At Milken Global Conference, Bradway Calls for Protecting U.S. Policy Ecosystem That Fosters Innovation

Speaking at the Milken Institute's annual Global Conference, Amgen CEO Bob Bradway hailed dramatic advances in drug discovery made possible by the convergence of "biotech" and "tech," but also warned of threats to the ecosystem in the U.S. that has long nurtured innovation. 

Bradway participated in a panel discussion of "Prevention and Innovation for a Healthier Tomorrow," along with Oracle Health Chairman David Feinberg, American Cancer Society CEO Karen Knudsen, U.S. Centers for Medicare and Medicaid Policy Deputy Administrator Meena Seshamani, and Milken Institute Executive Vice President for Health Esther Krofah.  Other headline speakers at this year's conference included tech entrepreneur Elon Musk, former U.S. President Bill Clinton, and Centers for Disease Control and Prevention Director Mandy Cohen.

Innovation to serve patients is at the heart of everything Amgen does, Bradway declared. "The staff of Amgen wake up every day hoping to make a difference for patients suffering from serious disease," he added.

But creating a new medicine is only half the battle these days. "There's nothing more frustrating," Bradway said, "than having an innovation that successfully reduces the risk of – or even cures – a serious disease, and then discovering that the therapy doesn't get to the patients who can benefit from it most. We spend a lot of time working through what's preventing people from getting the therapies they need."
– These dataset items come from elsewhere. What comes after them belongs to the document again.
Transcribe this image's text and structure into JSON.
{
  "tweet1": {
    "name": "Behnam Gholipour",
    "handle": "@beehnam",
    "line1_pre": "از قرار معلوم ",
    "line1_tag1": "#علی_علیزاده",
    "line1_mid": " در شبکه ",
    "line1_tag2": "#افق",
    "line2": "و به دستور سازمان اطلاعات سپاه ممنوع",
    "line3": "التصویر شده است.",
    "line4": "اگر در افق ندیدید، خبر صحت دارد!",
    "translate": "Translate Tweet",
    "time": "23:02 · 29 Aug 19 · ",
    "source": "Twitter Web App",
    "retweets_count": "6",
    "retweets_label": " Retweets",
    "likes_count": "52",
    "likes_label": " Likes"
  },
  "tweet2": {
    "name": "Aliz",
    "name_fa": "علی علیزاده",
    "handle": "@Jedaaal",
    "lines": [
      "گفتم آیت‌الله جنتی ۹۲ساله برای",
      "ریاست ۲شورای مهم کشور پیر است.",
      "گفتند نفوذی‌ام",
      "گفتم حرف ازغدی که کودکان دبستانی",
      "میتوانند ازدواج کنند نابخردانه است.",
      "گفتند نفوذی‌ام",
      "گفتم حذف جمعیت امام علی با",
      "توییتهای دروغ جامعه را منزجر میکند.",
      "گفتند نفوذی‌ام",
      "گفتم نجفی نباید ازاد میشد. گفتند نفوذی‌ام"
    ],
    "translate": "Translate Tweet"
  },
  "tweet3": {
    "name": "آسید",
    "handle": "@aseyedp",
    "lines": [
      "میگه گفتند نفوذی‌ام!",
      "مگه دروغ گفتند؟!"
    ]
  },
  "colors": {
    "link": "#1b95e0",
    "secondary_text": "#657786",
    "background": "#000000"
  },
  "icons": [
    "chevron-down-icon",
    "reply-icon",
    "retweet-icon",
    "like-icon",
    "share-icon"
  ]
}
To ensure that patients continue benefiting from new treatments, Bradway urged greater efforts to protect the U.S. policy ecosystem that encourages innovation. "This ecosystem does not exist all over the world," he noted. "It has existed for some time in the U.S., but it's at risk. As a society, we have to decide whether we want more innovation or not. If we do, we need to protect the elements of the ecosystem" – such as market-based pricing and strong intellectual property protection for new drugs – "that are required in order for biomedical innovation to flourish in this country."

A central challenge is the administrative complexity of the way we finance and deliver healthcare in the U.S.  While some spending on administration and other back-office functions is necessary and useful, a recent report in the journal Health Affairs found that at least half of total administrative spending is wasteful.  By some estimates, that wasteful spending adds up to nearly $600 billion per year – representing as much as 15 percent of total U.S. healthcare spending.  
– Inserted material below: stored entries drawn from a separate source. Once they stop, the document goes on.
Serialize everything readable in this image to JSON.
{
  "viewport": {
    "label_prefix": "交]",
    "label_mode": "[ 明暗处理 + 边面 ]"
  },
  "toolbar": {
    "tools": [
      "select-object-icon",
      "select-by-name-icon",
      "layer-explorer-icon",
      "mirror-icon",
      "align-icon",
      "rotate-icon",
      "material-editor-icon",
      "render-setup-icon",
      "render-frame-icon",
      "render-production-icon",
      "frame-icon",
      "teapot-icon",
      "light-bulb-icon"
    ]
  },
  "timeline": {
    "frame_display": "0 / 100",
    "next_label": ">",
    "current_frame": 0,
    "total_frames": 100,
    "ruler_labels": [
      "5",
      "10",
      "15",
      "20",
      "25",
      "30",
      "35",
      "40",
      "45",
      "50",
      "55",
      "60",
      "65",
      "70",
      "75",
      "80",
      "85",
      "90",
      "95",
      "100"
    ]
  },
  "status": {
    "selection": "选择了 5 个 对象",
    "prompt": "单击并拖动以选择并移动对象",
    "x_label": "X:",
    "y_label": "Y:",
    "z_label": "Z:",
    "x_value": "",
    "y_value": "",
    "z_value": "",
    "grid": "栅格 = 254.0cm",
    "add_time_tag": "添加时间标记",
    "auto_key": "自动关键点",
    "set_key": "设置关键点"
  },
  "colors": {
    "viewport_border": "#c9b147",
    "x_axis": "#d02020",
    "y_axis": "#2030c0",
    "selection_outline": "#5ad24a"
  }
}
Governments at all levels in the U.S. require healthcare providers to use antiquated information systems to comply with myriad rules and regulations, resulting in much needless complexity and cost. "We've created a system which is so complex that it's imploding," Bradway warned. "We either wait for that implosion to occur, or we have the courage to figure out a better way."

One solution, he noted, would be "to create a more sane digital connection between patients and their healthcare data, so that the cost is more transparent and the processing is more automatic…. We're missing one of the great opportunities available in the United States, which is the entrepreneurial ability to gather data, transact with data, make sense from data. And I think it's tragic."
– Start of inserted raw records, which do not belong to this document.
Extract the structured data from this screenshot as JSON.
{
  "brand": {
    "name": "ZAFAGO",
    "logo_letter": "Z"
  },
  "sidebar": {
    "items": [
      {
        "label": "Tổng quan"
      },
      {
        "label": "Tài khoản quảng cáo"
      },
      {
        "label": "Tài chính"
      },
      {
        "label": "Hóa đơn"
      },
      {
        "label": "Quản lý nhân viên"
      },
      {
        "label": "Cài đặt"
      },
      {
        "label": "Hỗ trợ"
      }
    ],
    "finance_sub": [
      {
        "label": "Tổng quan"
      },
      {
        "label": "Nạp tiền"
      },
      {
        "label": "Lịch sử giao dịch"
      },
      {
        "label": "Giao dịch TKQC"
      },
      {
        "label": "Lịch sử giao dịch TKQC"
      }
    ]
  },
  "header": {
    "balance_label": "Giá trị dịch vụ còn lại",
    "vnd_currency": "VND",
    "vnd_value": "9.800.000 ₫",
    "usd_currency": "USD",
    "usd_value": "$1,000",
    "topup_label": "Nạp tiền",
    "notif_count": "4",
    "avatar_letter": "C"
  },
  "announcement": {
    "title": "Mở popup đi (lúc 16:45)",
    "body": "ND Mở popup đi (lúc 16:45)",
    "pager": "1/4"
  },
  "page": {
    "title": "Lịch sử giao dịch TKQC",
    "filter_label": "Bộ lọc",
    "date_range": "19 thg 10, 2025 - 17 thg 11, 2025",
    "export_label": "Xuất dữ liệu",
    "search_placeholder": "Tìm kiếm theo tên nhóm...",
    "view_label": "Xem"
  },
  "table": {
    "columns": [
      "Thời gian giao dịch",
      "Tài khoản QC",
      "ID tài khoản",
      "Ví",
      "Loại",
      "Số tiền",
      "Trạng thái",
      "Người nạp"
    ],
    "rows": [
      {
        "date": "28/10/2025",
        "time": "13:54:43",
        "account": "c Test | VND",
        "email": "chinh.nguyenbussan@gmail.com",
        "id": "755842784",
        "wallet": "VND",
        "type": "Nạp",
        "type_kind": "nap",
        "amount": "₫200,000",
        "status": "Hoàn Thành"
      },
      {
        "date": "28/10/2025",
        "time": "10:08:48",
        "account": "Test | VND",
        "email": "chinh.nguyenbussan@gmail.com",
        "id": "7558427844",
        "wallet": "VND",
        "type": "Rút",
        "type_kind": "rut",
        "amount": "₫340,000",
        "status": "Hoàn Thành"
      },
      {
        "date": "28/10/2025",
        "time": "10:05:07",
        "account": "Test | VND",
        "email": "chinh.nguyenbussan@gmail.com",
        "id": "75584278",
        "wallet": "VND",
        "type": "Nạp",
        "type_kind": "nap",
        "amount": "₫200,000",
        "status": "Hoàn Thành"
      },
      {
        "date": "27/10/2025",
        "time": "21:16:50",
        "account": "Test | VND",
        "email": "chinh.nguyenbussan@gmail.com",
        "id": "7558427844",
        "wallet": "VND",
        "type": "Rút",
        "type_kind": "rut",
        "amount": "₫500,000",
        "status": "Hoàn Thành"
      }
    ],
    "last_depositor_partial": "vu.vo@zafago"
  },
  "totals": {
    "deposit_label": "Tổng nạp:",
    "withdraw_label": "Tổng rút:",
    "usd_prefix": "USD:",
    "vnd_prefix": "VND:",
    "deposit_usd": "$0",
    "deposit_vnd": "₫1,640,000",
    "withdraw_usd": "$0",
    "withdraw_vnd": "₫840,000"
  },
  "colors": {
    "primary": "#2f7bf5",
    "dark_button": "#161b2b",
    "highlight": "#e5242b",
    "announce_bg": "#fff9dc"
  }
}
Bradway noted that AI and other digital advances can help improve efficiency and overcome the "friction points" that can block patients from getting access to new innovations. "We're excited to leverage digital information to ensure we're getting the right healthcare to the right place for the right patients," he said, adding that "we're in a period that's ripe with the opportunity to tell patients who've lived believing that there are no good therapies available for them, that this has changed and that there are now therapies available."